Folks, it’s time to face the facts: Federal marijuana legalization is coming, and it’s coming quickly.
This isn’t some statement designed to frighten us, however. It is quite the opposite. In states and locales where the plant has been decriminalized or legalized outright, fantastic and prosperous things are happening. Opioid overdoses are down, profits are up, and teens are using less of the drug, possibly due to the inherent uncool nature of doing something that’s now legal.
You don’t have to use marijuana to be a fan of legal weed. This isn’t the 60’s anymore.
Now, a recent change to hemp laws is spurning a backdoor legalization of the drug in the Bible Belt, as metro Atlanta police departments are increasingly refusing to take legal action against users of the drug.
First, it was Gwinnett County.
The Gwinnett County Police Department announced Monday it will no longer write tickets or arrest anyone caught with an ounce or less of marijuana.
The department publicized the change Monday, days after Gwinnett County Solicitor General Brian Whiteside announced his office would no longer prosecute marijuana cases.
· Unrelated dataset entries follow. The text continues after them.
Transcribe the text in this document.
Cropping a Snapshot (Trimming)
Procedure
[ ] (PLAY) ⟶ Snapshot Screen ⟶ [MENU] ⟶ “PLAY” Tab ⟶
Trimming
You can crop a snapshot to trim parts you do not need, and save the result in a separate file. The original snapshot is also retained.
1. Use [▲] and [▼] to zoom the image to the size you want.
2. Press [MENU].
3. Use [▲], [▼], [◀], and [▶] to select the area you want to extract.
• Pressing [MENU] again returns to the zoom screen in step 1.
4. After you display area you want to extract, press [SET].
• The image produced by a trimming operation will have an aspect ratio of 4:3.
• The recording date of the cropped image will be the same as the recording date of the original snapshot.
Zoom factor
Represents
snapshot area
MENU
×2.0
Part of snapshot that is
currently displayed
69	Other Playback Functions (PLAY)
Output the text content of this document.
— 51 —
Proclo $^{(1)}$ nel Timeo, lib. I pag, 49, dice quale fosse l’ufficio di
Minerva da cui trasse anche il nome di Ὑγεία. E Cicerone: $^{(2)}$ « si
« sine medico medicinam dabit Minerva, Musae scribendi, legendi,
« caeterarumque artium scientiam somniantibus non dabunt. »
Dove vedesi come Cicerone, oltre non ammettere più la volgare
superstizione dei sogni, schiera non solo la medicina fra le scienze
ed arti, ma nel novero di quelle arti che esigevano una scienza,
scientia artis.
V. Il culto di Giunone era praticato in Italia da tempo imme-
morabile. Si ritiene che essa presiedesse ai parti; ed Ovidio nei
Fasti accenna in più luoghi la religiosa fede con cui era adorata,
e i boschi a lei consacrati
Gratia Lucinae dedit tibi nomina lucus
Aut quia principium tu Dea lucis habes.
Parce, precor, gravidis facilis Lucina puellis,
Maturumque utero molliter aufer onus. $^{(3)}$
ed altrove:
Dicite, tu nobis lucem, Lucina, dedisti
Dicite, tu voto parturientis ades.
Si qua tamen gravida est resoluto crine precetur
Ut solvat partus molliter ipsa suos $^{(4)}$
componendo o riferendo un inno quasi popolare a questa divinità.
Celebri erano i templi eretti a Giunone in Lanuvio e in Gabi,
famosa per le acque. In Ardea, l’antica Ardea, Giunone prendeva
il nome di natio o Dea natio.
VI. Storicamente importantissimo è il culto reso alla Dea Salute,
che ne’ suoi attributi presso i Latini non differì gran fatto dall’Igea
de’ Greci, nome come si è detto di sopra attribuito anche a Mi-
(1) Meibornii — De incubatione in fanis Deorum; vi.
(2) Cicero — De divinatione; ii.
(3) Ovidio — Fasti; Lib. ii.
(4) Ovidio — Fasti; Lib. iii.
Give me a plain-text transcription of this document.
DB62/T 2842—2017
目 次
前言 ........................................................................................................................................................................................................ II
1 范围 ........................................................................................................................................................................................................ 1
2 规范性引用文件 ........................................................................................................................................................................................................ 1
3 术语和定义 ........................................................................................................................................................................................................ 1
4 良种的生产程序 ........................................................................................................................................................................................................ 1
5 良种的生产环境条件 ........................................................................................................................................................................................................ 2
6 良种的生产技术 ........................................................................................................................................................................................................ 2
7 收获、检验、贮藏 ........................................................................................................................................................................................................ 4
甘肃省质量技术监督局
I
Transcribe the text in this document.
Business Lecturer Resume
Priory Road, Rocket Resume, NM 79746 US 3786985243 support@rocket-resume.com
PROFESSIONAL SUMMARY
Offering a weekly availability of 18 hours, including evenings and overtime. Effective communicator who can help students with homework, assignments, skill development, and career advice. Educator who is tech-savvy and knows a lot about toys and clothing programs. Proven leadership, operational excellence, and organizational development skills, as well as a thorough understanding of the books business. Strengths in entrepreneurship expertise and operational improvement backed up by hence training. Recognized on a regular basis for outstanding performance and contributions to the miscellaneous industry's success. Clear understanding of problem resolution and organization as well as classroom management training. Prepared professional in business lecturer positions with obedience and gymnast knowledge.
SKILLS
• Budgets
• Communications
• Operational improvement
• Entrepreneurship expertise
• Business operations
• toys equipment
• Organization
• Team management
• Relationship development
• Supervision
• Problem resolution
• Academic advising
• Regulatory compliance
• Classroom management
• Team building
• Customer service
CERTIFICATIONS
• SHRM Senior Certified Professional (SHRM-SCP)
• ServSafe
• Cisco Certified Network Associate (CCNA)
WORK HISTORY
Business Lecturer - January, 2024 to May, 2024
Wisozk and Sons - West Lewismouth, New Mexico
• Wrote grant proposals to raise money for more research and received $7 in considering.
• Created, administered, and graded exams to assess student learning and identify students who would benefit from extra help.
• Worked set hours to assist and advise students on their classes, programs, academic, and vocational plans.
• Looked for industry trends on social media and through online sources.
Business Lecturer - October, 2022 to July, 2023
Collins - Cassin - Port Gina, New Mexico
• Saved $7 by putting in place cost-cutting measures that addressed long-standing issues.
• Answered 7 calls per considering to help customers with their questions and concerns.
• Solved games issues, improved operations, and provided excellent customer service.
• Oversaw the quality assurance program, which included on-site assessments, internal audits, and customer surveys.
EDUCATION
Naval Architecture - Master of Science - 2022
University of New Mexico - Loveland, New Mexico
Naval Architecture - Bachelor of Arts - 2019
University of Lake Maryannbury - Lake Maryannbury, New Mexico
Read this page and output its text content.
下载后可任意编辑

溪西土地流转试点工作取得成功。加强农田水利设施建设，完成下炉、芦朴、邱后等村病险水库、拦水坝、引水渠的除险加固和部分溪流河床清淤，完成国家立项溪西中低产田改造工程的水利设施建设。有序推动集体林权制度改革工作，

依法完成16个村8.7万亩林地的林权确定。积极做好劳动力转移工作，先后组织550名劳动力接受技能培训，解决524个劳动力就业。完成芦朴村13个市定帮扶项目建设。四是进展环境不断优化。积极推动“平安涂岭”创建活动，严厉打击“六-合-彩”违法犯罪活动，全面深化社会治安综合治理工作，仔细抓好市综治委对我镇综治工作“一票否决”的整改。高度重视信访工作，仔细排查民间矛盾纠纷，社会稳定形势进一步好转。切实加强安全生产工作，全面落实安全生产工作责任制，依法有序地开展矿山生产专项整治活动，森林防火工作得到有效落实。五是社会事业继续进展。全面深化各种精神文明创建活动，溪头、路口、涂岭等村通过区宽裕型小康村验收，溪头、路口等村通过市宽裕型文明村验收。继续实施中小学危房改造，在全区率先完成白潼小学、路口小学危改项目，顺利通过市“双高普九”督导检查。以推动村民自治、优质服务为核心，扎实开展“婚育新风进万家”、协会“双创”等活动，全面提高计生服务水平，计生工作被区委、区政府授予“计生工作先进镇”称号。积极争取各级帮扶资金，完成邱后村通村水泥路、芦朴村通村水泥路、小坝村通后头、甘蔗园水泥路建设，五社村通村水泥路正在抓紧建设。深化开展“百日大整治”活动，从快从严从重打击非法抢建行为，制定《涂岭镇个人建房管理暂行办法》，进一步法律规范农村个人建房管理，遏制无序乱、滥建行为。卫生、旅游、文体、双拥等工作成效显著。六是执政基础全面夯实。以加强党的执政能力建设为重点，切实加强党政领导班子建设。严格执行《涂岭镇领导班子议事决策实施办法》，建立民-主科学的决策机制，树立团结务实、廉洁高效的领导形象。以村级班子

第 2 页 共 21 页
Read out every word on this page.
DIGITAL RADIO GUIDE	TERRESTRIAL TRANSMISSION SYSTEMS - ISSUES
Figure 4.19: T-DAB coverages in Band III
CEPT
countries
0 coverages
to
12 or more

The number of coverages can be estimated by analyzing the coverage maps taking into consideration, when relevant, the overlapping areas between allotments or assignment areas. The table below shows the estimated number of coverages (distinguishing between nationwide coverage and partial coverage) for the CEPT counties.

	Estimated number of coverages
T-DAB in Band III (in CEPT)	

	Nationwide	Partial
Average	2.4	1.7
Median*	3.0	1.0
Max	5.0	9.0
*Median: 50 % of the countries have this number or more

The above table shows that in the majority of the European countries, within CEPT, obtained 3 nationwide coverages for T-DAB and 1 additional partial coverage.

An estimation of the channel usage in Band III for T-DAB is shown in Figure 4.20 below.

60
Both offices made the change because a new statewide law means a new drug identification test is necessary before marijuana cases can go to court.
Then came the shocker as Cobb County announced similar measures.
Cobb County police and court staff are suspending their prosecution of people for possessing less than an ounce of marijuana, until a way around a new state law can be found.
The change was confirmed by Cobb County Police Chief Tim Cox in a letter to the men and women of his department Monday.
Cobb County had been given the dubious colloquial acrostic “Count On Being Busted” after police officers were repeatedly reported to have arrested non-marijuana users for driving “while high”.
Both Cobb and Gwinnett County have cited Georgia’s recent legalization of hemp farming as the reason for the change.
Hemp, while not psychoactive, does contain trace amounts of THC – the active intoxicant in marijuana. Current technology does not allow for the cost-effective testing of THC potency, with police only able to determine whether THC is present at all. That means that perfectly legal hemp products will test positive under the current system, the same as THC-rich strains of marijuana.
The move comes months after the City of Atlanta decriminalized marijuana possession of under one ounce.